Question

"In a mid-size company, the distribution of the number of phone calls answered each day by each of the 12 receptionists is bell-shaped and has a mean of 37 and a standard deviation of 9. Using the Empirical Rule (as presented in the book), what is the approximate percentage of daily phone calls numbering between 10 and 64

Answer 1

For this case we want to find this probability:

`P(10<X<64)`

And we can use the z score formula to see how many deviation we are within the mean and we got:

`z = (10-37)/(9)=-3`

`z = (64-37)/(9)=3`

And for this case we know that within 3 deviation from the mean we have 99.7% of the values and that's the answer for this case.

Explanation:

Previous concepts

The empirical rule, also known as three-sigma rule or 68-95-99.7 rule, "is a statistical rule which states that for a normal distribution, almost all data falls within three standard deviations (denoted by σ) of the mean (denoted by µ)".

Let X the random variable who represent the number of phone calls answered.
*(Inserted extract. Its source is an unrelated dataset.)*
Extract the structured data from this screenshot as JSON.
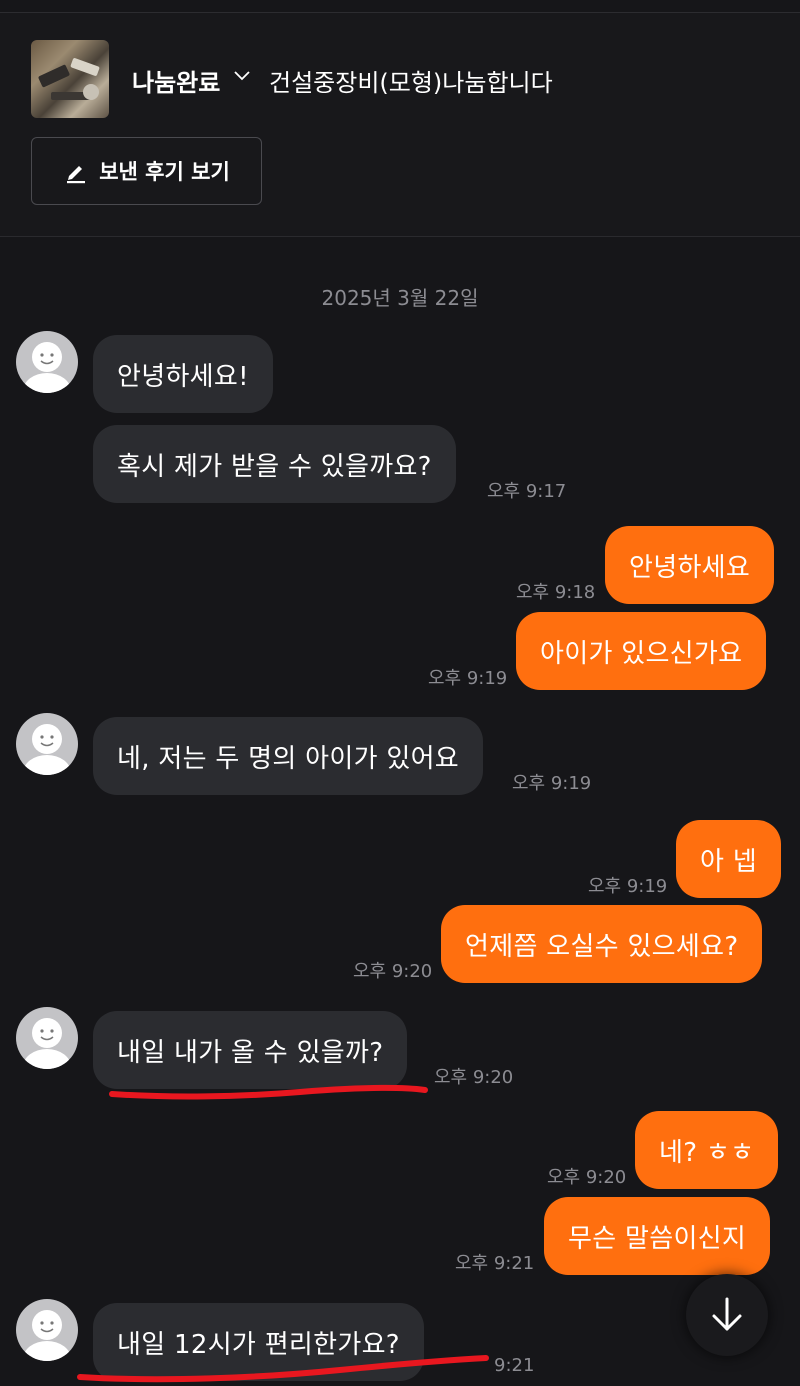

From the problem we have the mean and the standard deviation for the random variable X.
`E(X)=37, Sd(X)=9`

So we can assume
`\mu=37 , \sigma=9`

On this case in order to check if the random variable X follows a normal distribution we can use the empirical rule that states the following:

• The probability of obtain values within one deviation from the mean is 0.68

• The probability of obtain values within two deviation's from the mean is 0.95

• The probability of obtain values within three deviation's from the mean is 0.997

Solution to the problem

For this case we want to find this probability:

`P(10<X<64)`

And we can use the z score formula to see how many deviation we are within the mean and we got:

`z = (10-37)/(9)=-3`

`z = (64-37)/(9)=3`

And for this case we know that within 3 deviation from the mean we have 99.7% of the values and that's the answer for this case.